Mailbox processors can be used to manage mutable state in a transparent and thread-safe way. Let's build a simple counter.
// Increment or decrement by one.
type CounterMessage =
| Increment
| Decrement
let createProcessor initialState =
MailboxProcessor<CounterMessage>.Start(fun inbox ->
// You can represent the processor's internal mutable state
// as an immutable parameter to the inner loop function
let rec innerLoop state = async {
printfn "Waiting for message, the current state is: %i" state
let! message = inbox.Receive()
// In each call you use the current state to produce a new
// value, which will be passed to the next call, so that
// next message sees only the new value as its local state
match message with
| Increment ->
let state' = state + 1
printfn "Counter incremented, the new state is: %i" state'
innerLoop state'
| Decrement ->
let state' = state - 1
printfn "Counter decremented, the new state is: %i" state'
innerLoop state'
}
// We pass the initialState to the first call to innerLoop
innerLoop initialState)
// Let's pick an initial value and create the processor
let processor = createProcessor 10
Now let's generate some operations
processor.Post(Increment)
processor.Post(Increment)
processor.Post(Decrement)
processor.Post(Increment)
And you will see the following log
Waiting for message, the current state is: 10
Counter incremented, the new state is: 11
Waiting for message, the current state is: 11
Counter incremented, the new state is: 12
Waiting for message, the current state is: 12
Counter decremented, the new state is: 11
Waiting for message, the current state is: 11
Counter incremented, the new state is: 12
Waiting for message, the current state is: 12
Since mailbox processor processes the messages one by one and there is no interleaving, you can also produce the messages from multiple threads and you will not see the the typical problems of lost or duplicated operations. There is no way for a message to use the old state of other messages, unless you specifically implement the processor so.

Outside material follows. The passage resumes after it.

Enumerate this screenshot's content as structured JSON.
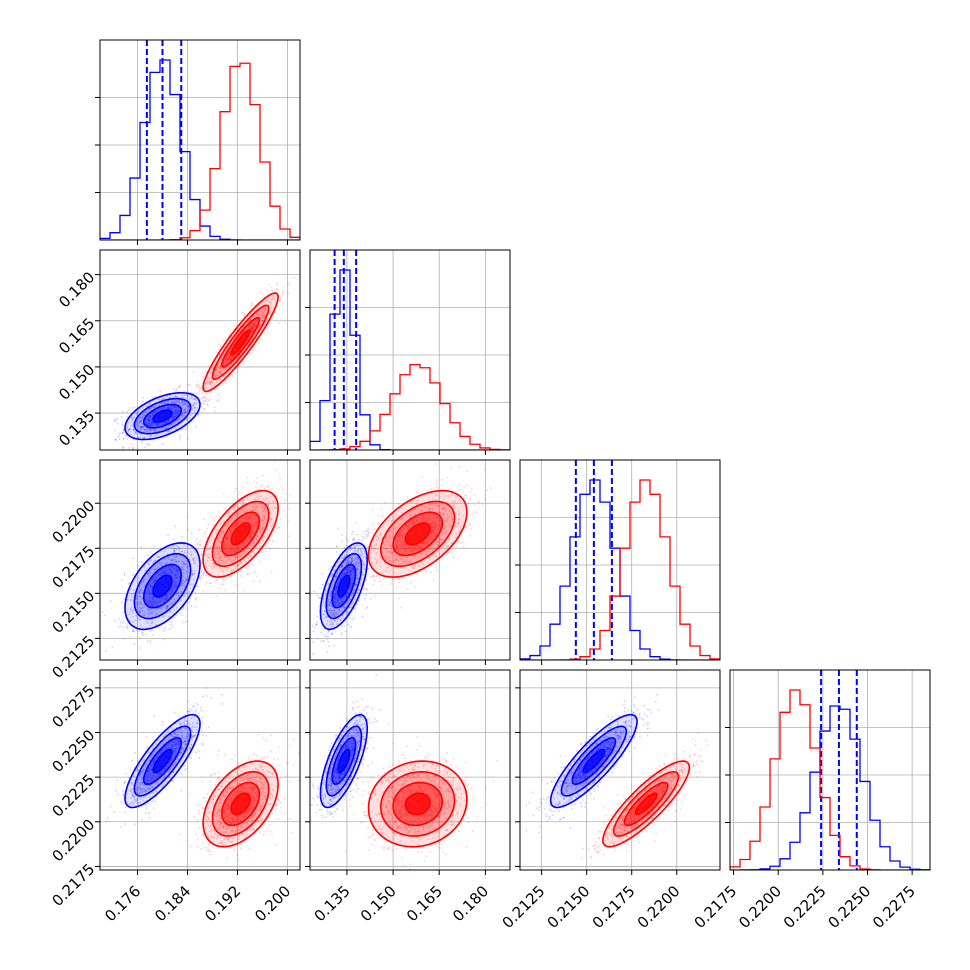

let processor = createProcessor 0
[ async { processor.Post(Increment) }
async { processor.Post(Increment) }
async { processor.Post(Decrement) }
async { processor.Post(Decrement) } ]
|> Async.Parallel
|> Async.RunSynchronously
All messages are posted from different threads. The order in which messages are posted to the mailbox is not deterministic, so the order of processing them is not deterministic, but since the overall number of increments and decrements is balanced, you will see the final state being 0, no matter in what order and from which threads the messages were sent.
In the previous example we've only simulated mutable state by passing the recursive loop parameter, but mailbox processor has all these properties even for a truly mutable state. This is important when you maintain large state and immutability is impractical for performance reasons.
We can rewrite our counter to the following implementation
let createProcessor initialState =
MailboxProcessor<CounterMessage>.Start(fun inbox ->
// In this case we represent the state as a mutable binding
// local to this function. innerLoop will close over it and
// change its value in each iteration instead of passing it around
let mutable state = initialState
let rec innerLoop () = async {
printfn "Waiting for message, the current state is: %i" state
let! message = inbox.Receive()
match message with
| Increment ->
let state <- state + 1
printfn "Counter incremented, the new state is: %i" state'
innerLoop ()
| Decrement ->
let state <- state - 1
printfn "Counter decremented, the new state is: %i" state'
innerLoop ()
}
innerLoop ())
Even though this would definitely not be thread safe if the counter state was modified directly from multiple threads, you can see by using the parallel message Posts from previous section that mailbox processor processes the messages one after another with no interleaving, so each message uses the most current value.